Though photogrammetry has been as old as photographs itself, the techniques have gone from mostly analog and optical techniques to computer-aided simulations. For heritage sites, the photogrammetry is a very helpful technique to estimate the geometry. In general, the photogrammetry can be divided into two types, (a) aerial and (b) terrestrial based on the position of the camera and also based on the position of the target, it can be divided into long and short range photogrammetry.
For applications that require high image/geometry details in conjunction with occluded regions like the rooftops, terrestrial photogrammetry is not enough and hence the close range aerial photogrammetry is preferred.
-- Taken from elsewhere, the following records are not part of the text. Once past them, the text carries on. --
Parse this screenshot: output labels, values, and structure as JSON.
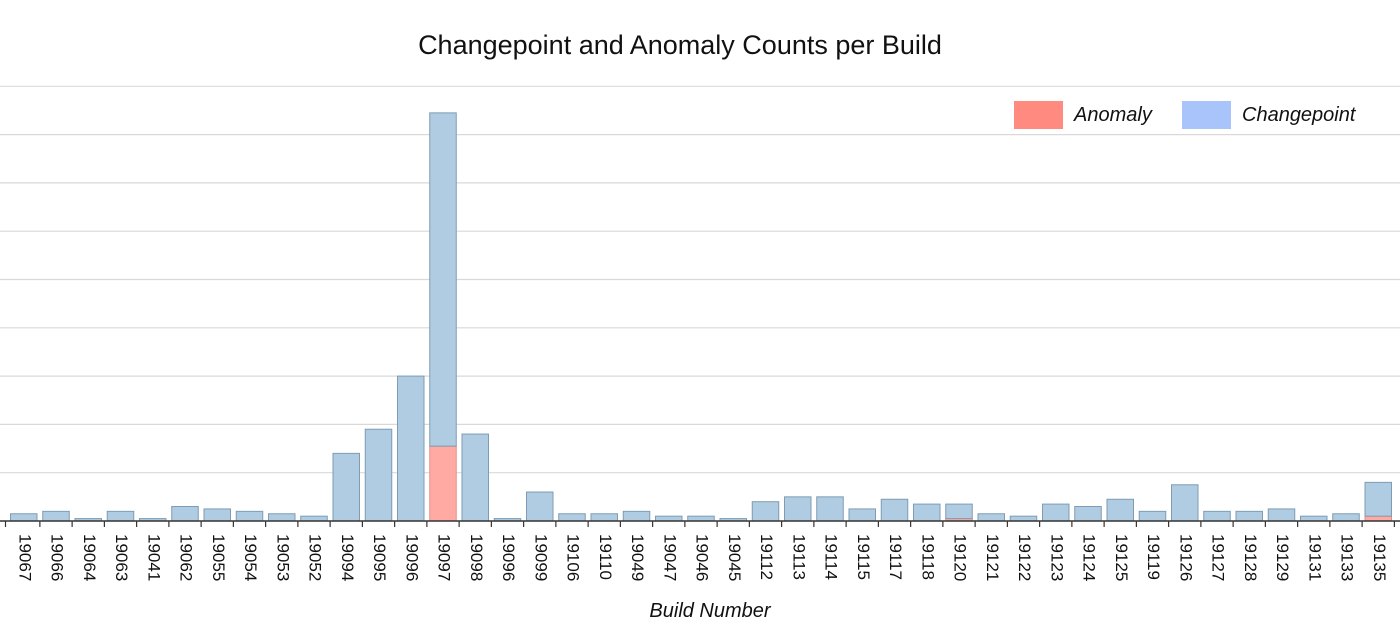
{
  "chart_data": {
    "type": "bar",
    "stacked": true,
    "title": "Changepoint and Anomaly Counts per Build",
    "xlabel": "Build Number",
    "ylabel": "",
    "ylim": [
      0,
      9
    ],
    "grid": true,
    "legend_position": "top-right",
    "categories": [
      "19067",
      "19066",
      "19064",
      "19063",
      "19041",
      "19062",
      "19055",
      "19054",
      "19053",
      "19052",
      "19094",
      "19095",
      "19096",
      "19097",
      "19098",
      "19096",
      "19099",
      "19106",
      "19110",
      "19049",
      "19047",
      "19046",
      "19045",
      "19112",
      "19113",
      "19114",
      "19115",
      "19117",
      "19118",
      "19120",
      "19121",
      "19122",
      "19123",
      "19124",
      "19125",
      "19119",
      "19126",
      "19127",
      "19128",
      "19129",
      "19131",
      "19133",
      "19135"
    ],
    "series": [
      {
        "name": "Anomaly",
        "color": "#ff8a80",
        "values": [
          0,
          0,
          0,
          0,
          0,
          0,
          0,
          0,
          0,
          0,
          0,
          0,
          0,
          1.55,
          0,
          0,
          0,
          0,
          0,
          0,
          0,
          0,
          0,
          0,
          0,
          0,
          0,
          0,
          0,
          0.05,
          0,
          0,
          0,
          0,
          0,
          0,
          0,
          0,
          0,
          0,
          0,
          0,
          0.1
        ]
      },
      {
        "name": "Changepoint",
        "color": "#a8c4fa",
        "values": [
          0.15,
          0.2,
          0.05,
          0.2,
          0.05,
          0.3,
          0.25,
          0.2,
          0.15,
          0.1,
          1.4,
          1.9,
          3.0,
          6.9,
          1.8,
          0.05,
          0.6,
          0.15,
          0.15,
          0.2,
          0.1,
          0.1,
          0.05,
          0.4,
          0.5,
          0.5,
          0.25,
          0.45,
          0.35,
          0.3,
          0.15,
          0.1,
          0.35,
          0.3,
          0.45,
          0.2,
          0.75,
          0.2,
          0.2,
          0.25,
          0.1,
          0.15,
          0.7
        ]
      }
    ]
  }
}
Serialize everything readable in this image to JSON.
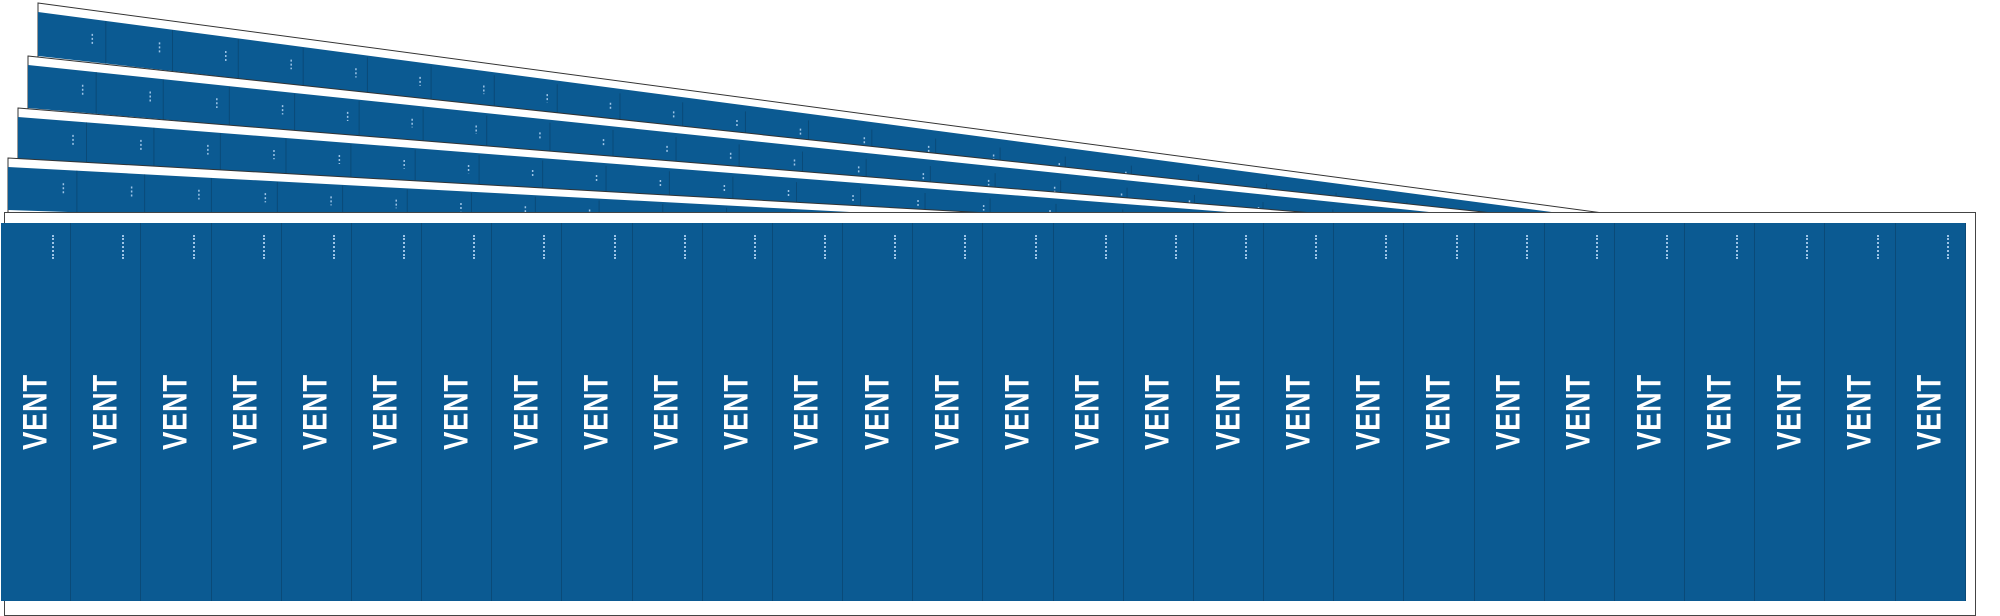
{
  "product": {
    "label_text": "VENT",
    "labels_per_card": 28,
    "stacked_cards_behind": 4,
    "colors": {
      "background": "#0b5a92",
      "text": "#ffffff",
      "border": "#ffffff"
    }
  }
}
For such applications, we need to operate a unmanned aerial vehicle (UAV) such as a drone. In the course further, UAV and photogrammetry will be used interchangeably.
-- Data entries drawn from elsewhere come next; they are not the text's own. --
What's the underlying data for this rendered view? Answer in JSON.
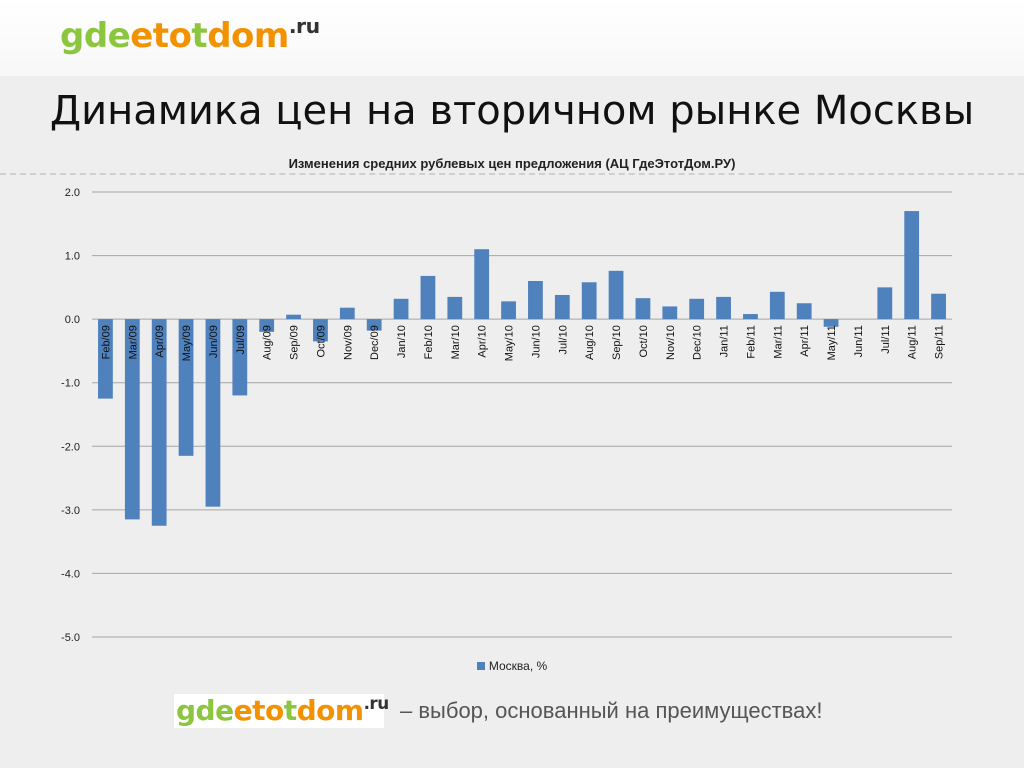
{
  "header": {
    "logo": {
      "part1": "gde",
      "part2": "eto",
      "part3": "t",
      "part4": "dom",
      "suffix": ".ru"
    },
    "heading": "Динамика цен на вторичном рынке Москвы"
  },
  "footer": {
    "logo": {
      "part1": "gde",
      "part2": "eto",
      "part3": "t",
      "part4": "dom",
      "suffix": ".ru"
    },
    "slogan": "– выбор, основанный на преимуществах!"
  },
  "colors": {
    "bar": "#4f81bd",
    "grid": "#a6a6a6",
    "logo_green": "#8cc63f",
    "logo_orange": "#f39200"
  },
  "chart_data": {
    "type": "bar",
    "title": "Изменения средних рублевых цен предложения (АЦ ГдеЭтотДом.РУ)",
    "categories": [
      "Feb/09",
      "Mar/09",
      "Apr/09",
      "May/09",
      "Jun/09",
      "Jul/09",
      "Aug/09",
      "Sep/09",
      "Oct/09",
      "Nov/09",
      "Dec/09",
      "Jan/10",
      "Feb/10",
      "Mar/10",
      "Apr/10",
      "May/10",
      "Jun/10",
      "Jul/10",
      "Aug/10",
      "Sep/10",
      "Oct/10",
      "Nov/10",
      "Dec/10",
      "Jan/11",
      "Feb/11",
      "Mar/11",
      "Apr/11",
      "May/11",
      "Jun/11",
      "Jul/11",
      "Aug/11",
      "Sep/11"
    ],
    "series": [
      {
        "name": "Москва, %",
        "values": [
          -1.25,
          -3.15,
          -3.25,
          -2.15,
          -2.95,
          -1.2,
          -0.2,
          0.07,
          -0.35,
          0.18,
          -0.18,
          0.32,
          0.68,
          0.35,
          1.1,
          0.28,
          0.6,
          0.38,
          0.58,
          0.76,
          0.33,
          0.2,
          0.32,
          0.35,
          0.08,
          0.43,
          0.25,
          -0.12,
          0.0,
          0.5,
          1.7,
          0.4
        ]
      }
    ],
    "yticks": [
      "2.0",
      "1.0",
      "0.0",
      "-1.0",
      "-2.0",
      "-3.0",
      "-4.0",
      "-5.0"
    ],
    "ylim": [
      -5,
      2
    ],
    "grid": true,
    "legend_position": "bottom"
  }
}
The basic principle behind photogrammetry is the geometrical reconstruction of the path of rays from the target to the camera sensor at the moment of exposure.
Photogrammetry pipeline #
In this section, we will describe how a set of images are converted to a 3D model and go through the various steps involved, such that we can have a clear idea on how we can tweak the parameters and other factors so that the process of data collection and processing can be optimized for better final model. The goal is not to go into the detail mathematics behind the process, nor the details of the algorithm or it’s implementation.
Natural feature extraction #
The natural feature extraction is to find a group of pixels that are not changing too much for different viewpoints. One of the well known method for doing so is called, Scale-invariant feature transform or the SIFT algorithm.
For a given image, a set of progressively down-scaled images are first created and then points with locally maximum Laplacian are identified. These maxima are the points of interest or features. The Laplacian is a measure of how the color value of the current position is different than the values at its neighboring points. The square patch of pixels with the center at the maxima, called key-points.
The number of patches are sometimes reduced to a reasonable number if they are too high. Each extracted discriminative patch is then stored along with it’s descriptor based on the gradients around the maxima.
SIFT extracts discriminative patches from first image and compares them to the discriminative patches in the second image, irrespective of the rotation, translation or scaling. These patches and their transformation gives clues for the changing of camera viewpoints during photographing.
Matching #
In this part of the pipeline, the aim to find the areas in the scene that are similar in different images. That can be done with the help of descriptors of key-points. By converting the entire image into a compact image descriptors, we can compare two images or parts of it by simply computing the norm between them instead of comparing every feature individually that may take a lot of computation power.
The features are then all matched image between candidate image pairs, based on their image descriptors.
Structure from motion and depth map #
The Structure from Motion algorithm calculates the camera positions of all the images. This is a very popular algorithm and is extensively documented and we won’t go into details of the it. Once the camera positions are computed, the depth value of each pixel can be calculated using many approach such as, Block Matching, Semi-Global Matching, ADCensus, etc. For the depth map of independent images (which can be computed in parallel), a filtering step is applied to ensure consistency between multiple cameras.
Meshing #
The structure from motion and depth maps computed is used to create a dense geometrical representation from the scene. The depth map is used to create a trochee of the depth values and then the process of tetrahedralization is performed to get a interconnected mesh. The mesh is the separated using a min-cut max-flow algorithm.
A Laplacian is applied to remove rogue points in the mesh and unnecessary vertices.
Texturing #
The generated mesh generally doesn’t have a UV associated with it. The UV are computed automatically into regions of triangles based on the original triangulation of the mesh.
For every triangle, many candidate images are considered that are visible from the given camera angle such that they are looking at the surface perpendicularly, The color is then averaged over each triangle and stored in the texture map.
We have glossed along the pipeline for the entire photogrammetry process. A basic overview of the process can be helpful in case we want to fine tune our photography to produce better models.